Les réseaux sociaux peuvent-ils aider à enrayer la violence fondée sur le genre?

On pourrait croire que les technologies des médias sociaux ne font pas de distinctions liées au genre. La réalité est qu'elles peuvent parfois entraver les efforts déployés pour enrayer la violence fondée sur le genre. La Dre Rena Bivens, de l'École de journalisme et de communication de l'Université Carleton, étudie l'influence des applications sociales sur ce que les organismes de lutte contre la violence peuvent faire dans cet espace et la façon dont les besoins des organismes sans but lucratif peuvent façonner le développement de telles applications.

Elle note qu'on incite souvent les organismes sans but lucratif à recourir à des outils comme Facebook et Twitter pour susciter des changements sociaux, et ce, malgré un manque de connaissances, de ressources et de temps, et en dépit d'une compréhension limitée de la façon dont la programmation de la technologie nuit aux objectifs à atteindre.

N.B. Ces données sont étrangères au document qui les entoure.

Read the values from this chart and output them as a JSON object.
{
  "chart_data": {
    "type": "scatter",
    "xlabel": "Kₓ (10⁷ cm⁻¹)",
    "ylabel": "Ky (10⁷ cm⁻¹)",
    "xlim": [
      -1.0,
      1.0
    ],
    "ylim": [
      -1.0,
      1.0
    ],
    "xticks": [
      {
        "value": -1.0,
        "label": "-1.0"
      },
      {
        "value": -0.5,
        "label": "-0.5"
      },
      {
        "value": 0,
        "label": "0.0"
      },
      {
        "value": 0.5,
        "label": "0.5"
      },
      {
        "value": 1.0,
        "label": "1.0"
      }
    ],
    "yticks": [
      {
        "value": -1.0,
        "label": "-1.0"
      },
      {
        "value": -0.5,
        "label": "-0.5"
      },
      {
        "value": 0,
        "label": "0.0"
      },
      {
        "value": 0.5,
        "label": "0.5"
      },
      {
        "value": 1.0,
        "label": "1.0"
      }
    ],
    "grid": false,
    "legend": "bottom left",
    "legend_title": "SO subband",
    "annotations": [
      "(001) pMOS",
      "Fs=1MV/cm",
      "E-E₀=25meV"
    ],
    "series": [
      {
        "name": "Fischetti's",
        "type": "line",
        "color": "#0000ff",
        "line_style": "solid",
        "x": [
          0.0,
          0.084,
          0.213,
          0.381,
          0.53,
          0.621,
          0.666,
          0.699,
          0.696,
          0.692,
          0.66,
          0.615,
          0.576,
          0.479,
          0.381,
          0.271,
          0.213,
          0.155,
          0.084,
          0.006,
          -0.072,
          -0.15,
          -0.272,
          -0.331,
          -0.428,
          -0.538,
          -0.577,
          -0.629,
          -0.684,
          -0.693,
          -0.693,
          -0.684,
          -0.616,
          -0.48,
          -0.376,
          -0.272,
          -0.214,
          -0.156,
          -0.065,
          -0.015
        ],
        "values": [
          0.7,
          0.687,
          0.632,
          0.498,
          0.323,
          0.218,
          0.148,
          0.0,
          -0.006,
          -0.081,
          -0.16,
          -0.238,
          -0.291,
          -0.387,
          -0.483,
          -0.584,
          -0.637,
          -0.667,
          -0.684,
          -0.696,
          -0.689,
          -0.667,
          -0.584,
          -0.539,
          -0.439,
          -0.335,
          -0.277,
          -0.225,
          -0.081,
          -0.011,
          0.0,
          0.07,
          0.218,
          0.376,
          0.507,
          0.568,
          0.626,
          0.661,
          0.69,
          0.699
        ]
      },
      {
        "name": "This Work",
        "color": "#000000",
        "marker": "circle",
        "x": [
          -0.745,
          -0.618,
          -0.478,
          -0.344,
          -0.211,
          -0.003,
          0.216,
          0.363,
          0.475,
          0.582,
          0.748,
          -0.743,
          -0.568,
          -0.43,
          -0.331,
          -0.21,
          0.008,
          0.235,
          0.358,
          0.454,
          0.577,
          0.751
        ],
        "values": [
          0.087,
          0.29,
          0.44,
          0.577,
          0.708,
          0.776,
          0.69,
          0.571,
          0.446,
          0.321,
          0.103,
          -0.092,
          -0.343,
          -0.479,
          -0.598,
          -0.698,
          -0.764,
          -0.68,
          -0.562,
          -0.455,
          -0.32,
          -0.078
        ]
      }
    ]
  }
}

Une des questions qui nous intéresse est de savoir comment les changements constants apportés au codage et aux algorithmes des applications compliquent la propagation des idées des organismes sans but lucratif. Peu d'organismes savent, par exemple, que Facebook ne communique les mises à jour de statut qu'à une minorité de gens qui ont « aimé » leur page.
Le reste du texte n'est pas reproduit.